Trade certainty not expected to strengthen Canadian dollar

Farm Credit Canada thinks the probability that the Bank of Canada will raise interest rates later this month increased to 97 percent since the United States-Mexico-Canada Agreement was signed.  |  REUTERS/Mark Blinch photo

Even with more certainty around trade with the United States, Canadians shouldn’t expect to see the dollar flying in value.

“It’s hard for me to see the Canadian dollar gain value against the U.S. dollar in the short-term, unless the Bank of Canada totally revises its stance towards interest rates,” said J.P. Gervais, chief agriculture economist for Farm Credit Canada.

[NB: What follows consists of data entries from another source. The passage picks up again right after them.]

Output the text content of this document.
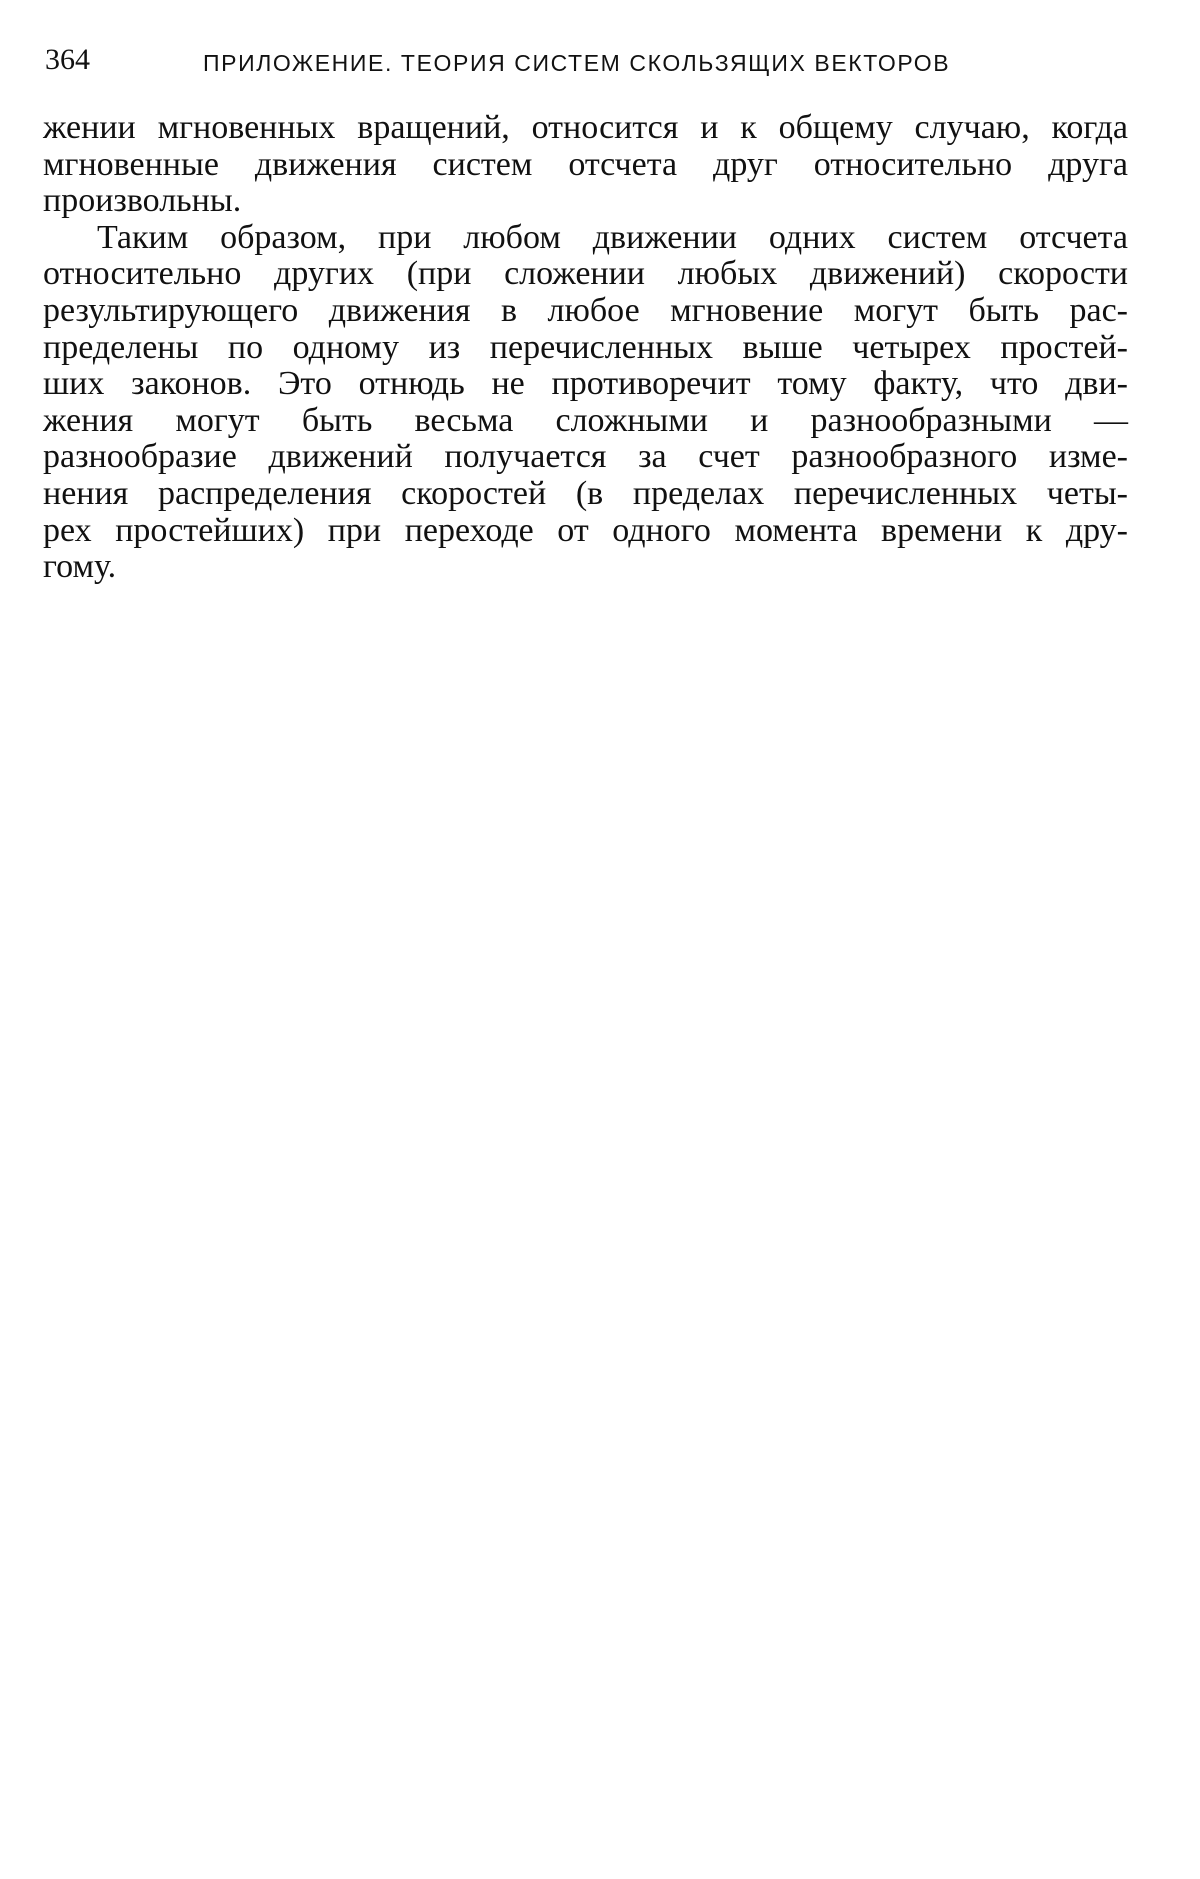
364	ПРИЛОЖЕНИЕ. ТЕОРИЯ СИСТЕМ СКОЛЬЗЯЩИХ ВЕКТОРОВ
жении мгновенных вращений, относится и к общему случаю, когда
мгновенные движения систем отсчета друг относительно друга
произвольны.
Таким образом, при любом движении одних систем отсчета
относительно других (при сложении любых движений) скорости
результирующего движения в любое мгновение могут быть рас-
пределены по одному из перечисленных выше четырех простей-
ших законов. Это отнюдь не противоречит тому факту, что дви-
жения могут быть весьма сложными и разнообразными —
разнообразие движений получается за счет разнообразного изме-
нения распределения скоростей (в пределах перечисленных четы-
рех простейших) при переходе от одного момента времени к дру-
гому.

The day after it was announced a new deal had been reached for the North American Free Trade Agreement (NAFTA), called the United States-Mexico-Canada Agreement (USMCA), the dollar rose in value, breaking the US78 cents mark. However, in the following days, it lost ground and quickly sank to pre-USMCA values. And according to Gervais, it doesn’t look like that’s going to change any time soon.

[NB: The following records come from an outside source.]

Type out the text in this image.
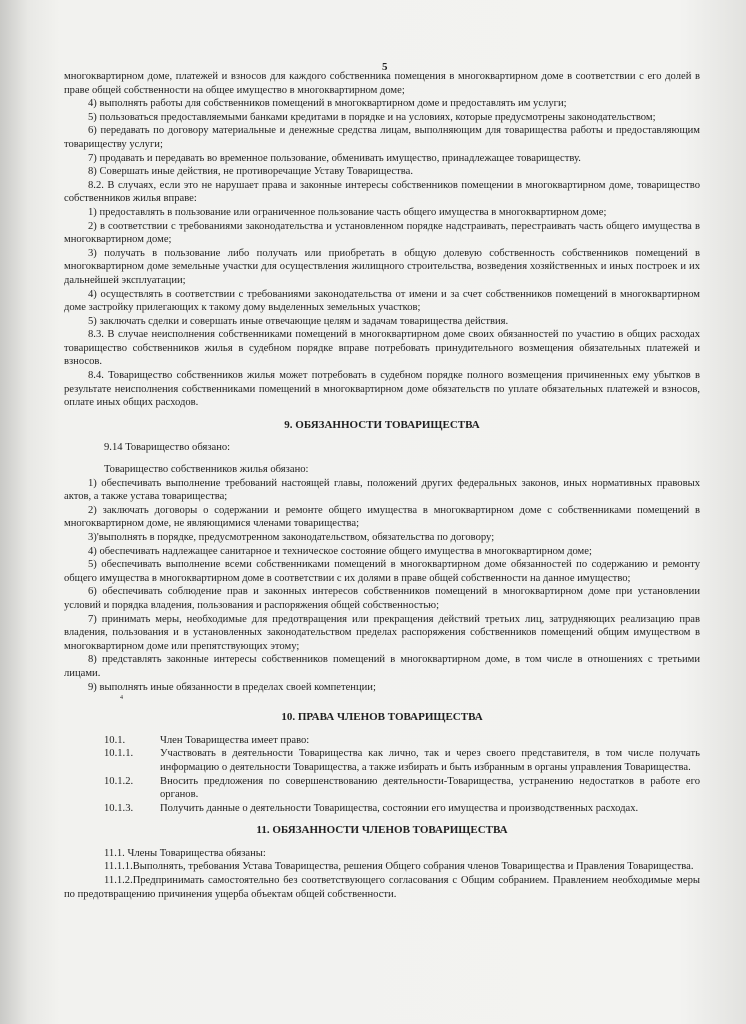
5

многоквартирном доме, платежей и взносов для каждого собственника помещения в многоквартирном доме в соответствии с его долей в праве общей собственности на общее имущество в многоквартирном доме;

4) выполнять работы для собственников помещений в многоквартирном доме и предоставлять им услуги;

5) пользоваться предоставляемыми банками кредитами в порядке и на условиях, которые предусмотрены законодательством;

6) передавать по договору материальные и денежные средства лицам, выполняющим для товарищества работы и предоставляющим товариществу услуги;

7) продавать и передавать во временное пользование, обменивать имущество, принадлежащее товариществу.

8) Совершать иные действия, не противоречащие Уставу Товарищества.

8.2. В случаях, если это не нарушает права и законные интересы собственников помещении в многоквартирном доме, товарищество собственников жилья вправе:

1) предоставлять в пользование или ограниченное пользование часть общего имущества в многоквартирном доме;

2) в соответствии с требованиями законодательства и установленном порядке надстраивать, перестраивать часть общего имущества в многоквартирном доме;

3) получать в пользование либо получать или приобретать в общую долевую собственность собственников помещений в многоквартирном доме земельные участки для осуществления жилищного строительства, возведения хозяйственных и иных построек и их дальнейшей эксплуатации;

4) осуществлять в соответствии с требованиями законодательства от имени и за счет собственников помещений в многоквартирном доме застройку прилегающих к такому дому выделенных земельных участков;

5) заключать сделки и совершать иные отвечающие целям и задачам товарищества действия.

8.3. В случае неисполнения собственниками помещений в многоквартирном доме своих обязанностей по участию в общих расходах товарищество собственников жилья в судебном порядке вправе потребовать принудительного возмещения обязательных платежей и взносов.

8.4. Товарищество собственников жилья может потребовать в судебном порядке полного возмещения причиненных ему убытков в результате неисполнения собственниками помещений в многоквартирном доме обязательств по уплате обязательных платежей и взносов, оплате иных общих расходов.

9. ОБЯЗАННОСТИ ТОВАРИЩЕСТВА

9.14 Товарищество обязано:

Товарищество собственников жилья обязано:

1) обеспечивать выполнение требований настоящей главы, положений других федеральных законов, иных нормативных правовых актов, а также устава товарищества;

2) заключать договоры о содержании и ремонте общего имущества в многоквартирном доме с собственниками помещений в многоквартирном доме, не являющимися членами товарищества;

3)'выполнять в порядке, предусмотренном законодательством, обязательства по договору;

4) обеспечивать надлежащее санитарное и техническое состояние общего имущества в многоквартирном доме;

5) обеспечивать выполнение всеми собственниками помещений в многоквартирном доме обязанностей по содержанию и ремонту общего имущества в многоквартирном доме в соответствии с их долями в праве общей собственности на данное имущество;

6) обеспечивать соблюдение прав и законных интересов собственников помещений в многоквартирном доме при установлении условий и порядка владения, пользования и распоряжения общей собственностью;

7) принимать меры, необходимые для предотвращения или прекращения действий третьих лиц, затрудняющих реализацию прав владения, пользования и в установленных законодательством пределах распоряжения собственников помещений общим имуществом в многоквартирном доме или препятствующих этому;

8) представлять законные интересы собственников помещений в многоквартирном доме, в том числе в отношениях с третьими лицами.

9) выполнять иные обязанности в пределах своей компетенции;

4
10. ПРАВА ЧЛЕНОВ ТОВАРИЩЕСТВА
10.1.	Член Товарищества имеет право:
10.1.1.	Участвовать в деятельности Товарищества как лично, так и через своего представителя, в том числе получать информацию о деятельности Товарищества, а также избирать и быть избранным в органы управления Товарищества.
10.1.2.	Вносить предложения по совершенствованию деятельности-Товарищества, устранению недостатков в работе его органов.
10.1.3.	Получить данные о деятельности Товарищества, состоянии его имущества и производственных расходах.
11. ОБЯЗАННОСТИ ЧЛЕНОВ ТОВАРИЩЕСТВА

11.1. Члены Товарищества обязаны:

11.1.1.Выполнять, требования Устава Товарищества, решения Общего собрания членов Товарищества и Правления Товарищества.

11.1.2.Предпринимать самостоятельно без соответствующего согласования с Общим собранием. Правлением необходимые меры по предотвращению причинения ущерба объектам общей собственности.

The current rate of growth in the U.S. economy is holding back the Canadian dollar, keeping it from rising as much as people expected following the USMCA announcement, said Gervais.

For the foreseeable future, Gervais doesn’t expect the Canadian dollar’s value to exceed the 78 U.S. cent mark in any sustainable way.

“I think the story right now is bond yields in Canada moving up slightly. And that’s, I believe, a reflection of some of the expectations that the Bank of Canada now is going to drop their language around the uncertainty with regards to trade negotiations around NAFTA,” he said.

Following the USMCA announcement, the probability of the Bank of Canada raising interest rates later in October jumped to about 97 percent, Gervais said. The probability of a January rate increase also rose and now sits at around 67 percent.

“I think one thing for sure I’ll be monitoring is what kind of language (the Bank of Canada is) using. Are they shifting their stance? …how much they’re going to revise growth upward? I don’t expect it to be much, but if it is, then that means perhaps that the Canadian dollar would gain value,” Gervais said.

For farmers, a low dollar is good because it helps keep Canadian products competitive on the international marketplace. However, Gervais said if the Canadian dollar loses too much value and the U.S. dollar gains value it could be bad for farmers. If the U.S. dollar gains value, then buying power for emerging markets who are buying Canadian commodities declines.

“If it’s our currency that’s losing value it’s one thing. But if it’s the U.S. dollar gaining value, then you have to be thinking about if it gains too much value, then I think it hurts the strength and the demand for commodities that we’re seeing in the marketplace,” Gervais said.